Sicherungsverfahren um Mordanschlag mit Spaten vor Hamburger Synagoge begonnen

Die Justitia - ein Symbol der Rechtsstaatlichkeit

Vier Monate nach einem Mordversuch mit einem Klappspaten vor einer Hamburger Synagoge hat am Freitag das Verfahren gegen den mutmaßlichen Täter begonnen. Der 29-Jährige, der einen jüdischen Studenten dabei am Kopf verletzte, leidet nach Angaben der Hamburger Generalstaatsanwaltschaft an akuter paranoider Schizophrenie und wird als schuldunfähig eingestuft. Gegen ihn wird am Landgericht der Hansestadt deshalb in einem sogenannten Sicherungsverfahren verhandelt, nicht in einem Strafprozess.

Entsprechend wurde nach Angaben eines Gerichtssprechers schon zu Beginn des Verfahrens die Öffentlichkeit ausgeschlossen. Eine Ausnahme machte das Gericht dabei nur für einen Vertreter der jüdischen Gemeinde in Hamburg. Dieser darf aufgrund des besonderen Interesses der Gemeinde als Beobachter teilnehmen.

Dem Beschuldigten wird von der Staatsanwaltschaft juristisch als versuchter heimtückischer Mord eingestuft, er gilt zugleich allerdings krankheitsbedingt als schuldunfähig. Das Ziel des Verfahrens ist es daher, eine dauerhafte Unterbringung in einer Psychiatrie zu erreichen. Die Staatsanwaltschaft stuft die Tat vor diesem Hintergrund auch nicht als bewusst geplanten und begangenen antisemitischen oder rechtsextremen Anschlag ein. 

Anfang Oktober vergangenen Jahres hatte der 29-Jährige einen 26-jährigen Besucher der Synagoge mit einem Klappspaten schwer am Kopf verletzt. Die Attacke fand während der Feierlichkeiten zum jüdischen Laubhüttenfest in der gut besuchten Synagoge statt und löste bundesweit Bestürzung aus. Der Angreifer, der eine Bundeswehruniform trug, wurde von Polizisten überwältigt.
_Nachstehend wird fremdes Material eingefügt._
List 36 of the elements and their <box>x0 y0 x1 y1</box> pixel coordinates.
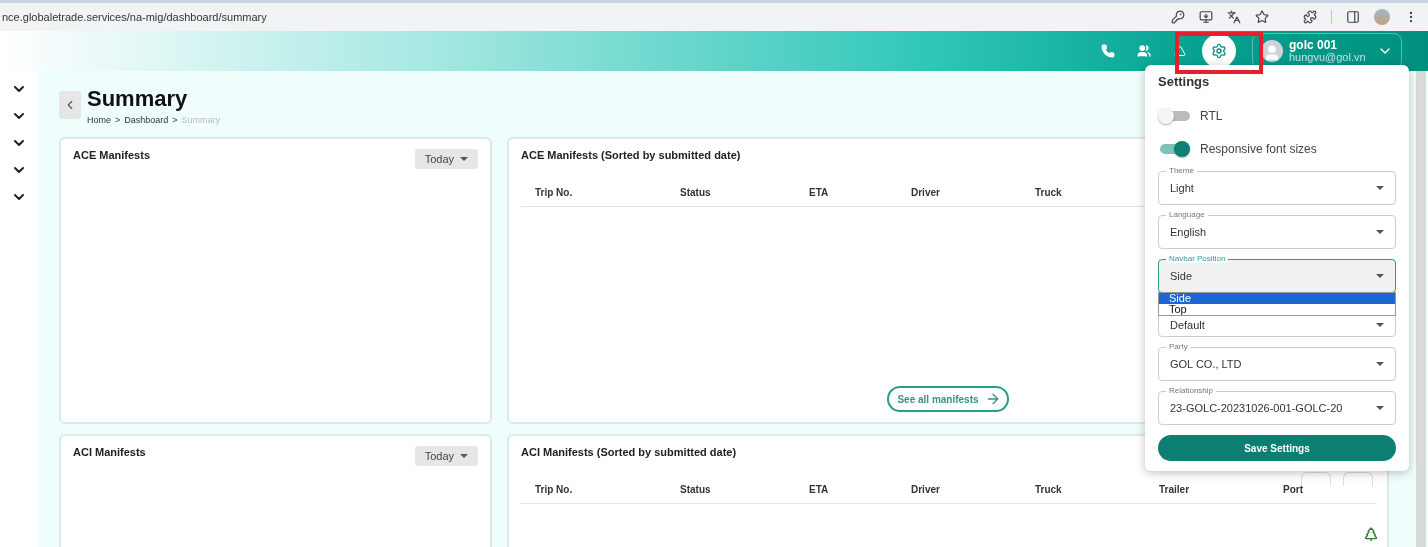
card-title: ACI Manifests (Sorted by submitted date) <box>521 446 737 458</box>
breadcrumb-separator: > <box>115 115 121 125</box>
card-title: ACE Manifests <box>73 149 151 161</box>
user-name: golc 001 <box>1289 39 1339 51</box>
card-title: ACI Manifests <box>73 446 146 458</box>
column-header: Status <box>680 187 712 198</box>
switch-label: Responsive font sizes <box>1200 141 1317 156</box>
period-dropdown[interactable]: Today <box>414 149 478 169</box>
column-header: ETA <box>809 484 830 495</box>
column-header: Driver <box>911 484 941 495</box>
user-email: hungvu@gol.vn <box>1289 51 1367 63</box>
breadcrumb-link[interactable]: Dashboard <box>124 115 169 125</box>
column-header: Port <box>1283 484 1304 495</box>
column-header: Truck <box>1035 187 1063 198</box>
column-header: Status <box>680 484 712 495</box>
save-settings-button[interactable]: Save Settings <box>1158 435 1396 461</box>
switch-label: RTL <box>1200 108 1223 123</box>
column-header: Trailer <box>1159 484 1191 495</box>
column-header: Trip No. <box>535 187 574 198</box>
column-header: Driver <box>911 187 941 198</box>
column-header: Trip No. <box>535 484 574 495</box>
breadcrumb-link[interactable]: Home <box>87 115 111 125</box>
panel-title: Settings <box>1158 74 1211 89</box>
column-header: ETA <box>809 187 830 198</box>
breadcrumb-separator: > <box>172 115 178 125</box>
field-label: Party <box>1166 342 1191 351</box>
option[interactable]: Side <box>1159 293 1395 304</box>
column-header: Truck <box>1035 484 1063 495</box>
field-label: Relationship <box>1166 386 1217 395</box>
field-label: Navbar Position <box>1166 254 1229 263</box>
field-label: Language <box>1166 210 1208 219</box>
see-all-button[interactable]: See all manifests <box>887 386 1009 412</box>
period-dropdown[interactable]: Today <box>414 446 478 466</box>
page-title: Summary <box>87 87 189 111</box>
field-label: Theme <box>1166 166 1197 175</box>
card-title: ACE Manifests (Sorted by submitted date) <box>521 149 741 161</box>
Nach Einschätzung der Staatsanwaltschaft handelte der Mann aufgrund paranoider Wahnvorstellungen in der Absicht, einen Menschen jüdischen Glaubens zu töten. Auch richteten sich diese vor allem gegen Anhänger des jüdischen Glaubens sowie jüdische Institutionen. Zugleich habe sich der Mann allerdings auch vom Christentum bedroht gefühlt, hieß es. Zusätzlich hätten die Ermittlungen keine Hinweise darauf ergeben, dass er vor seiner Erkrankung antisemitischen oder rechtsextremen Meinungen anhing.

Bereits kurz nach der Tat gelangten die Hamburger Ermittler zu der Einschätzung, dass der Verdächtige womöglich schuldunfähig sein könnte. Wegen starker psychischer Auffälligkeiten kam er in ein psychiatrisches Fachkrankenhaus und nicht in Untersuchungshaft.

Laut Staatsanwaltschaft sah sich der Beschuldigte mit Dämonen und Reptilienmenschen konfrontiert. In diesem Zusammenhang habe auch ein nach dem Angriff in seiner Hose gefundener Zettel mit einem handgemalten Hakenkreuz im Zuge der Ermittlungen einen andere Bedeutung erhalten. Es sei diesem „aus seinem privaten Umfeld wohlmeinend geraten“ worden, sich gegen die von ihm wahrgenommenen Wesen mit diesem alten mystischen Symbol zu schützen. Dabei ging es um dessen ursprüngliche Bedeutung.

Die Schizophrenie des Beschuldigten sei als Auslöser für die Tat anzusehen, erklärte die Staatsanwaltschaft unter anderem unter Verweis auf die Einschätzung des von ihr beauftragten Sachverständigen. Die eigenen Ermittlungen hätten hingegen „keinerlei Anhaltspunkte dafür ergeben, dass der Beschuldigte in freier Willensbestimmung religiöse, weltanschauliche, rechtsextremistische oder antisemitische Ziele verfolgte“.